ILUSTRAÇÃO MITIFICADORA DO MÉDICO ADOLFO BEZERRA DE MENEZES, INSERIDO NUM CENÁRIO CÓSMICO.

Antes de Francisco Cândido Xavier, o "espiritismo" brasileiro trabalhou a mitificação do médico e político Adolfo Bezerra de Menezes, até hoje transformado num dos totens inabaláveis do chamado "movimento espírita" brasileiro.

A imagem que se tem do médico e deputado, que teria feito carreira no Segundo Império e se tornou um dos primeiros presidentes da Federação "Espírita" Brasileira, da qual participou também como um dos fundadores, é bastante glamourizada e fantasiosa.

É muito difícil obter relatos que mostrassem também os contras da carreira do dr. Adolfo. A busca do Google mostra apenas referências parciais, favoráveis ao médico, enquanto nos bastidores se observam informações que nem de longe foram investigadas a respeito do líder religioso que introduziu Jean-Baptiste Roustaing no imaginário brasileiro.

"Dr. Bezerra", como é carinhosamente conhecido pelos seus seguidores, foi cearense e viveu entre 1831 e 1900. Depois de falecer, tornou-se oficialmente um espírito a "sobreviver" desencarnado, virando uma espécie de "santo" do "movimento espírita" brasileiro.

Quase não se tem observações imparciais sobre ele. Tudo que chegou até nós, fora os relatos de descendentes de dissidentes espíritas, é de versões favoráveis a Bezerra de Menezes, em que são mais conhecidos relatos fantasiosos do que informações que contestassem seu perfeccionismo moral.

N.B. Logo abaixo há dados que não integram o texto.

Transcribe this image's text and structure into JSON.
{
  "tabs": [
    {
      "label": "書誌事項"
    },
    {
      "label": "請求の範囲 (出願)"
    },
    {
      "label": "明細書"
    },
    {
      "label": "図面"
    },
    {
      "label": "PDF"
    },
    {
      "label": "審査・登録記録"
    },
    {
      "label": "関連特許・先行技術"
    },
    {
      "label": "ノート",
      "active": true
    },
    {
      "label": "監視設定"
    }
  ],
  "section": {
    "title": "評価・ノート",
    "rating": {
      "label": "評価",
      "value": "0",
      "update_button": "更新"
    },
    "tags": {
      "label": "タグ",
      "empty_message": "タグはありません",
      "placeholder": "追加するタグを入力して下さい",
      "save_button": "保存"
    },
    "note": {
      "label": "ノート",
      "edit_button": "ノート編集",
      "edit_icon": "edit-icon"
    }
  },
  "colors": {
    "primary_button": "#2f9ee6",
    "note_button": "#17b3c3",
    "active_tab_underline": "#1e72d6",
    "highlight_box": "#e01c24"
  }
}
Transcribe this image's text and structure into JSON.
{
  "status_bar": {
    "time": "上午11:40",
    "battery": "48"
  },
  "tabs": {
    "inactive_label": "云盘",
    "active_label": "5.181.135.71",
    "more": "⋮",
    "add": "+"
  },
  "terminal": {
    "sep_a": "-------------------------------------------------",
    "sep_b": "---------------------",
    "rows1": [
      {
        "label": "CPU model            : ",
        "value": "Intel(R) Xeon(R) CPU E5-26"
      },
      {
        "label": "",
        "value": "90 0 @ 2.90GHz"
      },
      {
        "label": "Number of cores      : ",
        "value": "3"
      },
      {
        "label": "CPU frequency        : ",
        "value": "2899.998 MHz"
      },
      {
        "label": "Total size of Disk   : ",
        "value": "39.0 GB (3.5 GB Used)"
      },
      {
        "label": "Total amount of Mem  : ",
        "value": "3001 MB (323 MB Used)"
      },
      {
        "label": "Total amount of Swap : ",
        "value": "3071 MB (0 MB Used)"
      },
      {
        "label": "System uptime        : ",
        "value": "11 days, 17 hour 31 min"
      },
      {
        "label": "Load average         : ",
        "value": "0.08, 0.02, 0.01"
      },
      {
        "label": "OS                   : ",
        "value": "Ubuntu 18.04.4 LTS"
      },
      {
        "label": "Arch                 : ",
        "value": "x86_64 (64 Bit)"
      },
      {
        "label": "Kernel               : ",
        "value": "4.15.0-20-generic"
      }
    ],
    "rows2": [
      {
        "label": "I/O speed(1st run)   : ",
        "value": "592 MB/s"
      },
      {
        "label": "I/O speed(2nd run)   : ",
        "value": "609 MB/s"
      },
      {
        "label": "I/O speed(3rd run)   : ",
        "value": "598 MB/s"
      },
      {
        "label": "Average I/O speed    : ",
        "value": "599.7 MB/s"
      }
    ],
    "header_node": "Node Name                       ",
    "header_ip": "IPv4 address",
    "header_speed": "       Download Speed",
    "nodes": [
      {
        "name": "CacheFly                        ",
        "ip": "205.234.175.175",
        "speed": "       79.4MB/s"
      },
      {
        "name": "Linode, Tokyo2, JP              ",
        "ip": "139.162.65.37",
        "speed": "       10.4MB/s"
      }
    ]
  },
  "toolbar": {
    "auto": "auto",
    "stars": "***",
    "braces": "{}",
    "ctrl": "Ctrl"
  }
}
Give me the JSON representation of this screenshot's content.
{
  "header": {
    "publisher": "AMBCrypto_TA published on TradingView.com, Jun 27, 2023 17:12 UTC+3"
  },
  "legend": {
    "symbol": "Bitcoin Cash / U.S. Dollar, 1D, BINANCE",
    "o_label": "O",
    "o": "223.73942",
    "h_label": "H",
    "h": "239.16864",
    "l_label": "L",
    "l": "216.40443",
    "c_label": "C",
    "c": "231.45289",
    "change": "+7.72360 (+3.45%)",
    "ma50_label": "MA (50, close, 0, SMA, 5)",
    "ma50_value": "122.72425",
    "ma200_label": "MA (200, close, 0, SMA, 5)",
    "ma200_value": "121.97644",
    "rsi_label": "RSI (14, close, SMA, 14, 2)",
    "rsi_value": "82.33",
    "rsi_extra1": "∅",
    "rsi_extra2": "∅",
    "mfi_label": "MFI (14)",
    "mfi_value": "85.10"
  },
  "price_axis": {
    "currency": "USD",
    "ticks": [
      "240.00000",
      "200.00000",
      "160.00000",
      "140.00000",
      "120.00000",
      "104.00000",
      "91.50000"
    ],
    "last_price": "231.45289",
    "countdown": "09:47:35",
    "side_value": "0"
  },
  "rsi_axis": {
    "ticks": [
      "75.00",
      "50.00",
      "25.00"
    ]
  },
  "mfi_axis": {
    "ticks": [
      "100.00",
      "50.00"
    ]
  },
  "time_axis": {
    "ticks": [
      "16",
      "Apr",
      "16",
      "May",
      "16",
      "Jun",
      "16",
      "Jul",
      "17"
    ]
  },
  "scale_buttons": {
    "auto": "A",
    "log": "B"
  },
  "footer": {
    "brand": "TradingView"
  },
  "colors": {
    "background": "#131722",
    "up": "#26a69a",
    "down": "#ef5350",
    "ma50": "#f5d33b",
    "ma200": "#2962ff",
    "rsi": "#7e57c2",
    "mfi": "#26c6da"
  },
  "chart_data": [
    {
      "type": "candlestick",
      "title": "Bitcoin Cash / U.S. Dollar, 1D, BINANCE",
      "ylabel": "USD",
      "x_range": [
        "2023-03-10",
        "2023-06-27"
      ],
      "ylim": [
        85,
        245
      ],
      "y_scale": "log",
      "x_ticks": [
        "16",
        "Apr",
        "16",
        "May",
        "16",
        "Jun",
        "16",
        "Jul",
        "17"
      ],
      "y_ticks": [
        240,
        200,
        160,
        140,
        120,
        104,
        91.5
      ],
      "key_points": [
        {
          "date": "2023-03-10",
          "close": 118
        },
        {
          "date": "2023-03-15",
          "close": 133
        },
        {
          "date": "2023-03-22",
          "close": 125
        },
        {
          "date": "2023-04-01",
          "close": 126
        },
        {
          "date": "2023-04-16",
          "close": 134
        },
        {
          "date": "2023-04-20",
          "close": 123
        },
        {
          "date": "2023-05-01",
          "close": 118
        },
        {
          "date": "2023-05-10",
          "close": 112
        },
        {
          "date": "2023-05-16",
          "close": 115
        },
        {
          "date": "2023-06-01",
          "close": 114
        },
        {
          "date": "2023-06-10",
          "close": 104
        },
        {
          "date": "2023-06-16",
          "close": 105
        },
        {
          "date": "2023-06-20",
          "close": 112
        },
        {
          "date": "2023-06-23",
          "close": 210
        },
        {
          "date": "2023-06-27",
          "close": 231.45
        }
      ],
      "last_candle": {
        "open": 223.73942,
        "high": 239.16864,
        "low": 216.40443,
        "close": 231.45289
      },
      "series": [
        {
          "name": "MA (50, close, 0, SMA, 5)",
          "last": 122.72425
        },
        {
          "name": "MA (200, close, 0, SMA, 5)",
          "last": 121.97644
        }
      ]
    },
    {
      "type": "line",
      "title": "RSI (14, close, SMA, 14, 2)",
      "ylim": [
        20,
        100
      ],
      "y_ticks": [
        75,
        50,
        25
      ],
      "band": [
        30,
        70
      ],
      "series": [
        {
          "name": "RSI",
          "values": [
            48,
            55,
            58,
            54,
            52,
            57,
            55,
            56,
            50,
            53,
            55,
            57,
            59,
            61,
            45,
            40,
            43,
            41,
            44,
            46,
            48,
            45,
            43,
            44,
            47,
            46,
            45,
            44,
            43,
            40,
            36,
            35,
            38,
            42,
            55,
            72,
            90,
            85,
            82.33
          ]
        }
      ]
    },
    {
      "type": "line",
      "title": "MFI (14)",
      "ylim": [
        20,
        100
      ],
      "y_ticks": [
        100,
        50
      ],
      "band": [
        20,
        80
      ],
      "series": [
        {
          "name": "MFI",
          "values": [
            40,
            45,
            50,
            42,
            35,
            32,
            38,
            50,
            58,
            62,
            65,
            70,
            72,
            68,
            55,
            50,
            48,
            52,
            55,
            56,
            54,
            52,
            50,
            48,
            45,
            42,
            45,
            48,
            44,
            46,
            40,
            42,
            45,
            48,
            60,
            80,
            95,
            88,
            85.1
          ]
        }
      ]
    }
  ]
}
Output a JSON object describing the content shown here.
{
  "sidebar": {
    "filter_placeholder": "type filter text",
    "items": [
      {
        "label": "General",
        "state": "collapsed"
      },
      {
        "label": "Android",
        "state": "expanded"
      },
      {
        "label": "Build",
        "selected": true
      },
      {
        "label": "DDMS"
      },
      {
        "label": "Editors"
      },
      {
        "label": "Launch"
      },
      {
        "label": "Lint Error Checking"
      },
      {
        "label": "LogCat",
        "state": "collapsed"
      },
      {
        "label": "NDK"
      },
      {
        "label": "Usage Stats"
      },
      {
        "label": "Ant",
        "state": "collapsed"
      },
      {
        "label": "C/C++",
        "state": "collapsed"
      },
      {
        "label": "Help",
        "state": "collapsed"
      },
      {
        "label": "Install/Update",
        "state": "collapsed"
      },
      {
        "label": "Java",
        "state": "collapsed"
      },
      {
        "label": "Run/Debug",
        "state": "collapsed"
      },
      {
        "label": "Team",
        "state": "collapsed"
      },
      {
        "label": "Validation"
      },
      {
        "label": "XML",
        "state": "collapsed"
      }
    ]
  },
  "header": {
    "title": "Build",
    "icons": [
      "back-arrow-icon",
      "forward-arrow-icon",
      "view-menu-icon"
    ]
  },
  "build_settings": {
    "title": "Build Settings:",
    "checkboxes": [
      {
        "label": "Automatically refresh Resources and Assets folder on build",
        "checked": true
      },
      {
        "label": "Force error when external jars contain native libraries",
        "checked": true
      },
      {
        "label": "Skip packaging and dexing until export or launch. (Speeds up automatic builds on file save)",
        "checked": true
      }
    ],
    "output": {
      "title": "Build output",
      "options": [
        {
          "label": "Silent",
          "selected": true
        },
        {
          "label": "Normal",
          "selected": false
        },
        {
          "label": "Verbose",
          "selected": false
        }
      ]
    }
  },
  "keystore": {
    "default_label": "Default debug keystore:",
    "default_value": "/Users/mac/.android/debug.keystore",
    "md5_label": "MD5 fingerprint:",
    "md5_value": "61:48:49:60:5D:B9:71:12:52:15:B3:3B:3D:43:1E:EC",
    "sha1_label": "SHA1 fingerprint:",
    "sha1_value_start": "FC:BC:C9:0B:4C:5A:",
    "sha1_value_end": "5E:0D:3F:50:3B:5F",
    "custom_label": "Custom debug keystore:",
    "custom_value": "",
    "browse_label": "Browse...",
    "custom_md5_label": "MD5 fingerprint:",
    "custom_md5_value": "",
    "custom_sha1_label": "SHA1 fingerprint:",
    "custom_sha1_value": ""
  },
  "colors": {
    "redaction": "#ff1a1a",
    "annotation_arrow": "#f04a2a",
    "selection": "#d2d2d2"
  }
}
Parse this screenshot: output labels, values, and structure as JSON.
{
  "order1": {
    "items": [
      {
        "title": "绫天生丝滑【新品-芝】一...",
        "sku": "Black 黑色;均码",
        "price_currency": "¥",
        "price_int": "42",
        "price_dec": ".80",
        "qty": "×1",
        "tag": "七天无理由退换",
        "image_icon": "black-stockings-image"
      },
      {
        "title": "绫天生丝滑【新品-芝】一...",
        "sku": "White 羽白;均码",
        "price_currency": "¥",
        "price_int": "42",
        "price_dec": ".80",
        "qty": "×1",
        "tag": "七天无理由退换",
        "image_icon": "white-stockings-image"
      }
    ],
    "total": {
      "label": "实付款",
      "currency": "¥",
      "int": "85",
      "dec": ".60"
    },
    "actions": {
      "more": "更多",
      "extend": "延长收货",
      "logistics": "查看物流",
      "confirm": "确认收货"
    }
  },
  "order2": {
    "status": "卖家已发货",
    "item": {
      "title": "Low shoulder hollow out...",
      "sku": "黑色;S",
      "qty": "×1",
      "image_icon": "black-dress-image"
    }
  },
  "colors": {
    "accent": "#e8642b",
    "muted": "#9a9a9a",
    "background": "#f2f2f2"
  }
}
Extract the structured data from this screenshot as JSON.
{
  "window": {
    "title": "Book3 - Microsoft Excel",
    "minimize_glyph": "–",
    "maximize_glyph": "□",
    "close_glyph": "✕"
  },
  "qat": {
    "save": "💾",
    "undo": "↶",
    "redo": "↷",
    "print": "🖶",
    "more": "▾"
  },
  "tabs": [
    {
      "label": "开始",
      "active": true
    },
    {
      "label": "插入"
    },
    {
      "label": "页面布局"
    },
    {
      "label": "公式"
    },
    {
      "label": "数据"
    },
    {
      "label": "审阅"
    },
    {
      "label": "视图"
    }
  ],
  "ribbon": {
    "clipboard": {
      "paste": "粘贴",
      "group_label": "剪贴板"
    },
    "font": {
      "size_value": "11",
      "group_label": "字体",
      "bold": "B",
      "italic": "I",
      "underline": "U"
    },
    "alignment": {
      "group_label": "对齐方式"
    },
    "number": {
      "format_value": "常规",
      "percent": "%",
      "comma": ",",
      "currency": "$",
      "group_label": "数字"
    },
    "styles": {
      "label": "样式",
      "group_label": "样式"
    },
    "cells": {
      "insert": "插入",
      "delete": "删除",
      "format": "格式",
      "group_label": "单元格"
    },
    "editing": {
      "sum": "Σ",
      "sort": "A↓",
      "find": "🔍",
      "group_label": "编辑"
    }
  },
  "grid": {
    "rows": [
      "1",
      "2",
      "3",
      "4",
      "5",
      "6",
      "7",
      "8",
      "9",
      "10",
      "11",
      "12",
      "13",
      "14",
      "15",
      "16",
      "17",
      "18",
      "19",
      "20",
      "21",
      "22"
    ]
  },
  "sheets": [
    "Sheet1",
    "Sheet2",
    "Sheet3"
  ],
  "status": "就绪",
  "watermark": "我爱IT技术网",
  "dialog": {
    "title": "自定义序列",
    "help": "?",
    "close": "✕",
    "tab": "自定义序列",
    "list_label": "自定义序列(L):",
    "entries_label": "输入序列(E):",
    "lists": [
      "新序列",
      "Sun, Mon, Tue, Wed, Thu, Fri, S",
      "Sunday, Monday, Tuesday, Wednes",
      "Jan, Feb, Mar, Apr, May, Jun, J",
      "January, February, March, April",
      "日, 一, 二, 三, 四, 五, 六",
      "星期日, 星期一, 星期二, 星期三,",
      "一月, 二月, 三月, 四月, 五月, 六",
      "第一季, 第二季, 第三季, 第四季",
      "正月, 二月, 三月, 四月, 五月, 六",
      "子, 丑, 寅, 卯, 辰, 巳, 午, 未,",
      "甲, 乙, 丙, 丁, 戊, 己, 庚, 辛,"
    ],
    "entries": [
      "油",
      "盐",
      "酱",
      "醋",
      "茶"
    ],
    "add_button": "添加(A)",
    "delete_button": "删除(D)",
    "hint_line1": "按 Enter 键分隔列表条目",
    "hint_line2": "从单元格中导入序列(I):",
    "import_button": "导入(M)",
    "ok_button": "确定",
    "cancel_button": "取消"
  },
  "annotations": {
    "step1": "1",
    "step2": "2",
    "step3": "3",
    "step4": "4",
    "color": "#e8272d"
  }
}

AFONSO ANGELI TORTEROLI - Um dos primeiros a reclamar o respeito às bases kardecianas.

Bezerra teve uma séria rivalidade com o italiano naturalizado brasileiro, o jornalista Afonso Angeli Torteroli. Este havia fundado o que poderia ser o embrião de uma instituição federal espírita, a Sociedade Espírita Deus, Cristo e Caridade, voltada a estudar a doutrina de Allan Kardec dentro da perspectiva original do pedagogo francês, de cunho científico.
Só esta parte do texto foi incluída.